Genova. “Vi invitiamo a comunicare in quali reparti sarebbe a rischio la sicurezza per le modalità di sciopero che vi abbiamo comunicato, ciò al fine di una loro eventuale rimodulazione”.

È la risposta che la Rsu dell’ex Ilva di Genova Cornigliano ha inoltrato alla direzione di Acciaierie d’Italia, ex Arcelor Mittal, dopo la lettera con cui l’azienda respingeva le modalità comunicate per l’adesione allo sciopero di 8 ore proclamato a livello nazionale da Fim, Fiom e Uilm.

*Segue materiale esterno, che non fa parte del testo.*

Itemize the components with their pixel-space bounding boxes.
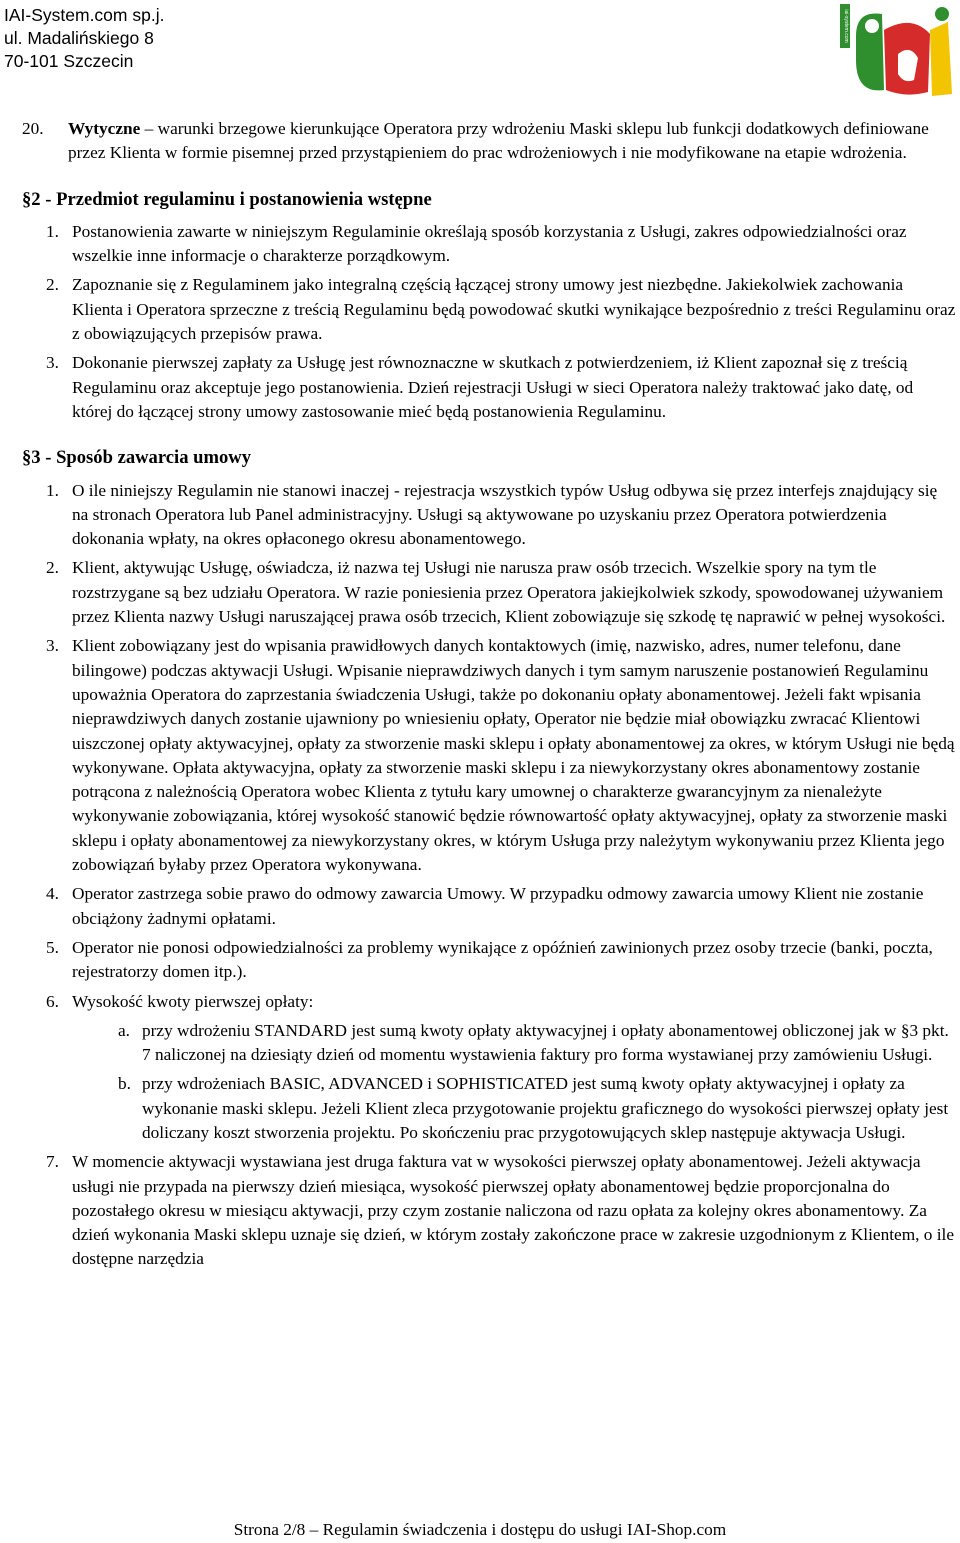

Una vicenda che ha esacerbato ancora una volta il clima, anche perché la scorsa settimana si è verificato l’ennesimo incidente in fabbrica, per fortuna senza gravi conseguenze.

“A margine della vostra comunicazione – proseguono infatti le Rsu – siamo a ricordarvi il recente disservizio che ha creato le condizioni per l’ennesima caduta del rotolo” nel reparto finiture zincato, “evento per cui abbiamo chiesto via Pec l’intervento dell’organo di vigilanza esterno. La sicurezza sul lavoro è un tema a cui siamo molto sensibili pur in una marcia ridotta degli impianti il più delle volte per assenza di manutenzione o mancanza di approvvigionamenti di rotoli e materie prime”.

L’azienda preannunciava la “messa in libertà di parte del personale interessato nelle giornate dal 20 al 29 luglio“, quella che ai sindacati è parsa una “minaccia di serrata”. La Rsu aveva annunciato, a partire da martedì 20 luglio, un’articolazione dello sciopero che prevede un’ora al giorno per un totale di 8 giorni lavorativi tra il 20 e il 29 luglio con un presidio al varco merci.